The truth is that at that time a few militants of the counterculture had begun
to see computers as a revolutionary instrument for social and cultural
transformation. So we can in fact speak of a kind of electronic counterculturalism,
including books like 'Computer Lib' by Ted Nelson, a young man who had grown
up surrounded by rock and the underground. The aforementioned victory over
technological centralization at the hands of IBM took place in this context.
It was a conquest by ordinary citizens. And it was also in this context
impregnated with countercultural utopianism that 'Apple' appeared, the model
par excellence of the personal computer.
That is to say: what we see in the world today, in the digital, computing,
space began from the liberating movement of the counterculture. Nothing more
natural then, given this politico-cultural perspective, than a movement in
favour of free software, with the aim of pragmatically making viable one
more project of our realist utopians.
It is a strategic position. Free software will be essential, fundamental,
for us to have freedom and autonomy in the digital world of the 21st
century. It is a 'sine qua non' of any truly democratic project for
ending the digital divide.
We cannot allow ourselves to become eternal payers of royalties to the
owners of closed languages and formats.
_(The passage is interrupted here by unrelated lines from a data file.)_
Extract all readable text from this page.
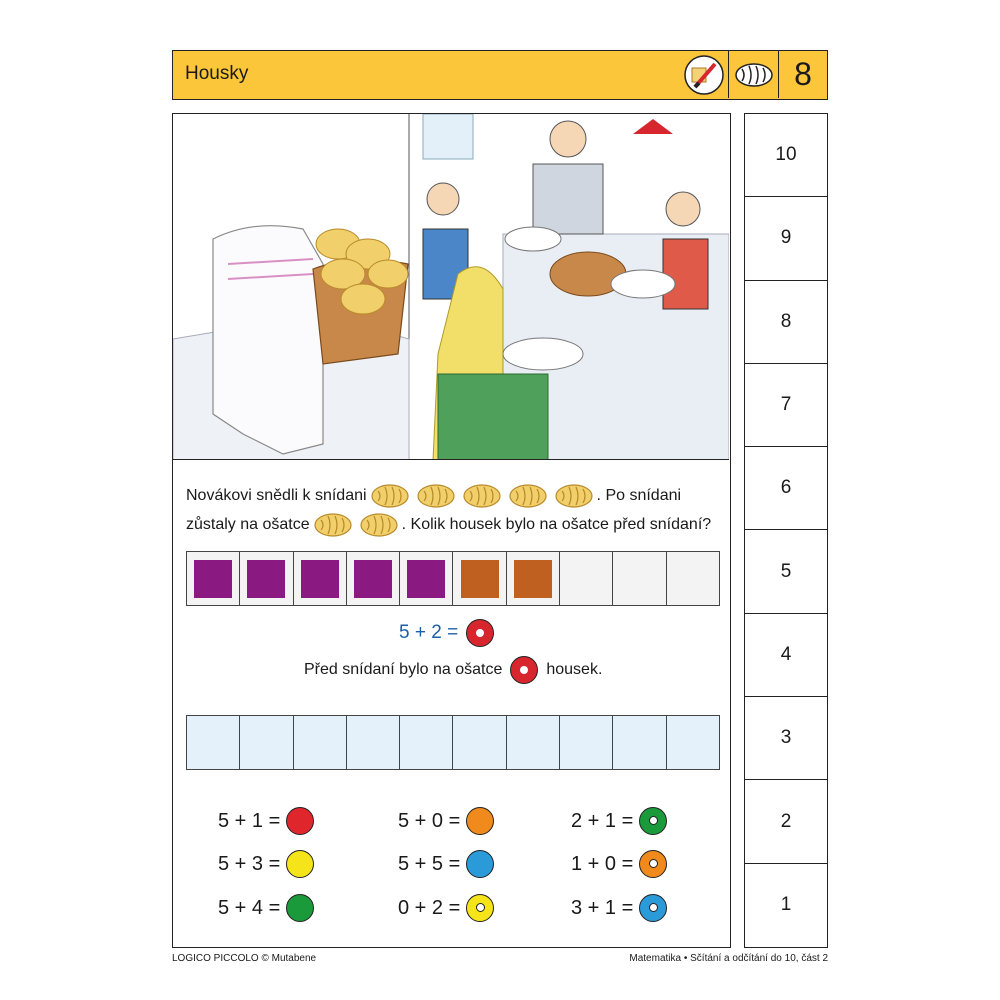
Housky	8
Novákovi snědli k snídani	. Po snídani
zůstaly na ošatce	. Kolik housek bylo na ošatce před snídaní?
5 + 2 =
Před snídaní bylo na ošatce	housek.
5 + 1 =	5 + 0 =	2 + 1 =
5 + 3 =	5 + 5 =	1 + 0 =
5 + 4 =	0 + 2 =	3 + 1 =
10
9
8
7
6
5
4
3
2
1
LOGICO PICCOLO © Mutabene	Matematika • Sčítání a odčítání do 10, část 2
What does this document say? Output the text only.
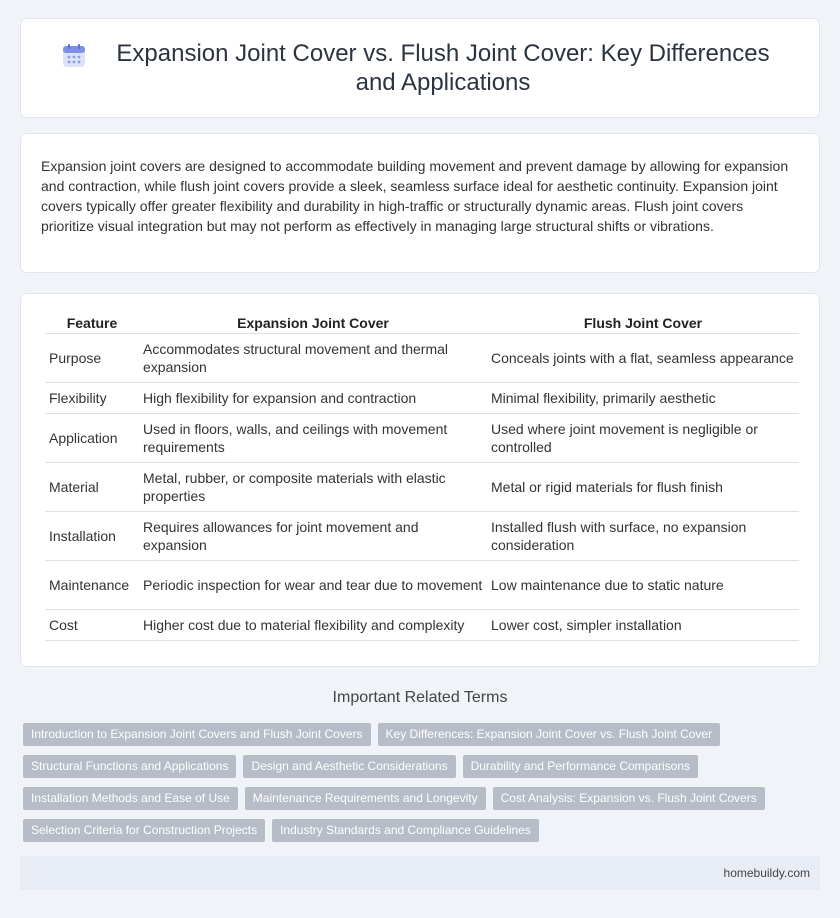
Expansion Joint Cover vs. Flush Joint Cover: Key Differences and Applications

Expansion joint covers are designed to accommodate building movement and prevent damage by allowing for expansion and contraction, while flush joint covers provide a sleek, seamless surface ideal for aesthetic continuity. Expansion joint covers typically offer greater flexibility and durability in high-traffic or structurally dynamic areas. Flush joint covers prioritize visual integration but may not perform as effectively in managing large structural shifts or vibrations.

Feature	Expansion Joint Cover	Flush Joint Cover
Purpose	Accommodates structural movement and thermal expansion	Conceals joints with a flat, seamless appearance
Flexibility	High flexibility for expansion and contraction	Minimal flexibility, primarily aesthetic
Application	Used in floors, walls, and ceilings with movement requirements	Used where joint movement is negligible or controlled
Material	Metal, rubber, or composite materials with elastic properties	Metal or rigid materials for flush finish
Installation	Requires allowances for joint movement and expansion	Installed flush with surface, no expansion consideration
Maintenance	Periodic inspection for wear and tear due to movement	Low maintenance due to static nature
Cost	Higher cost due to material flexibility and complexity	Lower cost, simpler installation
Important Related Terms
Introduction to Expansion Joint Covers and Flush Joint Covers	Key Differences: Expansion Joint Cover vs. Flush Joint Cover
Structural Functions and Applications	Design and Aesthetic Considerations	Durability and Performance Comparisons
Installation Methods and Ease of Use	Maintenance Requirements and Longevity	Cost Analysis: Expansion vs. Flush Joint Covers
Selection Criteria for Construction Projects	Industry Standards and Compliance Guidelines
homebuildy.com
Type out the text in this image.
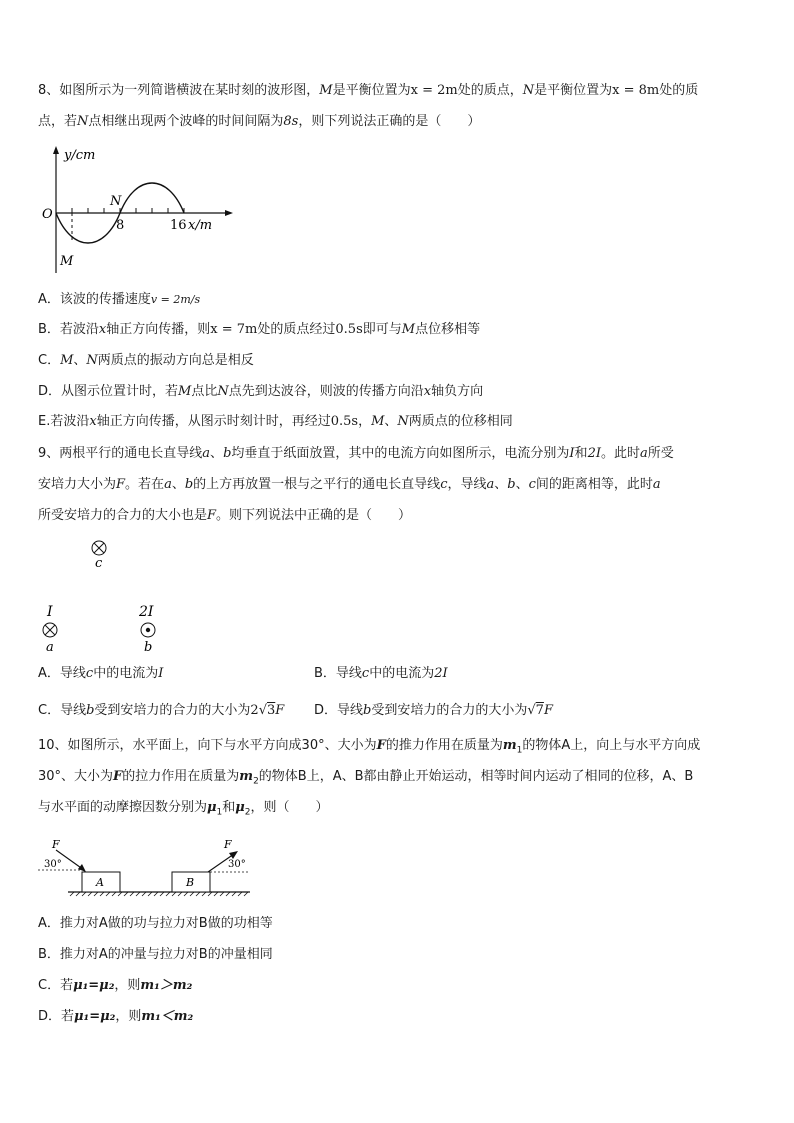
8、如图所示为一列简谐横波在某时刻的波形图，M是平衡位置为x = 2m处的质点，N是平衡位置为x = 8m处的质
点，若N点相继出现两个波峰的时间间隔为8s，则下列说法正确的是（　　）
y/cm
O
8	16 x/m
M
N
A．该波的传播速度v = 2m/s
B．若波沿x轴正方向传播，则x = 7m处的质点经过0.5s即可与M点位移相等
C．M、N两质点的振动方向总是相反
D．从图示位置计时，若M点比N点先到达波谷，则波的传播方向沿x轴负方向
E.若波沿x轴正方向传播，从图示时刻计时，再经过0.5s，M、N两质点的位移相同
9、两根平行的通电长直导线a、b均垂直于纸面放置，其中的电流方向如图所示，电流分别为I和2I。此时a所受
安培力大小为F。若在a、b的上方再放置一根与之平行的通电长直导线c，导线a、b、c间的距离相等，此时a
所受安培力的合力的大小也是F。则下列说法中正确的是（　　）
c
I
a
2I
b
A．导线c中的电流为I	B．导线c中的电流为2I
C．导线b受到安培力的合力的大小为2√3F D．导线b受到安培力的合力的大小为√7F
10、如图所示，水平面上，向下与水平方向成30°、大小为F的推力作用在质量为$m_1$的物体A上，向上与水平方向成
30°、大小为F的拉力作用在质量为$m_2$的物体B上，A、B都由静止开始运动，相等时间内运动了相同的位移，A、B
与水平面的动摩擦因数分别为$\mu_1$和$\mu_2$，则（　　）
A	B
F
30°
F
30°
A．推力对A做的功与拉力对B做的功相等
B．推力对A的冲量与拉力对B的冲量相同
C．若μ₁=μ₂，则m₁＞m₂
D．若μ₁=μ₂，则m₁＜m₂
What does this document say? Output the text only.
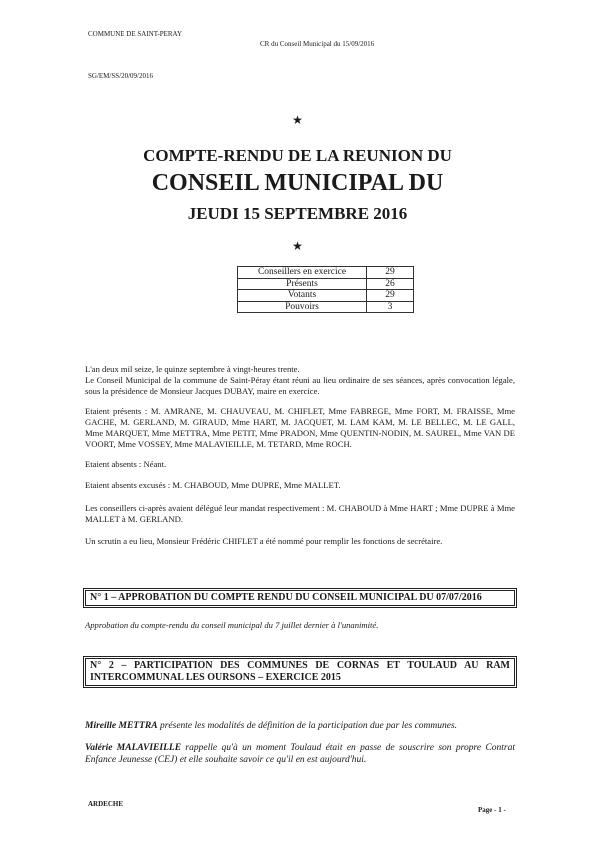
COMMUNE DE SAINT-PERAY
CR du Conseil Municipal du 15/09/2016
SG/EM/SS/20/09/2016
★
COMPTE-RENDU DE LA REUNION DU
CONSEIL MUNICIPAL DU
JEUDI 15 SEPTEMBRE 2016
★
Conseillers en exercice	29
Présents	26
Votants	29
Pouvoirs	3
L'an deux mil seize, le quinze septembre à vingt-heures trente.
Le Conseil Municipal de la commune de Saint-Péray étant réuni au lieu ordinaire de ses séances, après convocation légale, sous la présidence de Monsieur Jacques DUBAY, maire en exercice.
Etaient présents : M. AMRANE, M. CHAUVEAU, M. CHIFLET, Mme FABREGE, Mme FORT, M. FRAISSE, Mme GACHE, M. GERLAND, M. GIRAUD, Mme HART, M. JACQUET, M. LAM KAM, M. LE BELLEC, M. LE GALL, Mme MARQUET, Mme METTRA, Mme PETIT, Mme PRADON, Mme QUENTIN-NODIN, M. SAUREL, Mme VAN DE VOORT, Mme VOSSEY, Mme MALAVIEILLE, M. TETARD, Mme ROCH.
Etaient absents : Néant.
Etaient absents excusés : M. CHABOUD, Mme DUPRE, Mme MALLET.
Les conseillers ci-après avaient délégué leur mandat respectivement : M. CHABOUD à Mme HART ; Mme DUPRE à Mme MALLET à M. GERLAND.
Un scrutin a eu lieu, Monsieur Frédéric CHIFLET a été nommé pour remplir les fonctions de secrétaire.
N° 1 – APPROBATION DU COMPTE RENDU DU CONSEIL MUNICIPAL DU 07/07/2016
Approbation du compte-rendu du conseil municipal du 7 juillet dernier à l'unanimité.
N° 2 – PARTICIPATION DES COMMUNES DE CORNAS ET TOULAUD AU RAM
INTERCOMMUNAL LES OURSONS – EXERCICE 2015
Mireille METTRA présente les modalités de définition de la participation due par les communes.
Valérie MALAVIEILLE rappelle qu'à un moment Toulaud était en passe de souscrire son propre Contrat Enfance Jeunesse (CEJ) et elle souhaite savoir ce qu'il en est aujourd'hui.
ARDECHE
Page - 1 -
Free software is the opposite of
that. It will allow the mass inclusion of people. It will allow the development
of small Brazilian companies, our future software houses. And it will be
able to create employment for thousands and thousands of technicians.
The Ministry of Culture of Lula's government thinks we must prepare ourselves
for this, concretely, in order to become a pole of free software in the world.
This is the route to the whole realm of digital culture. This is the
route to the inclusion of all Brazilians in the contemporary cultural universe."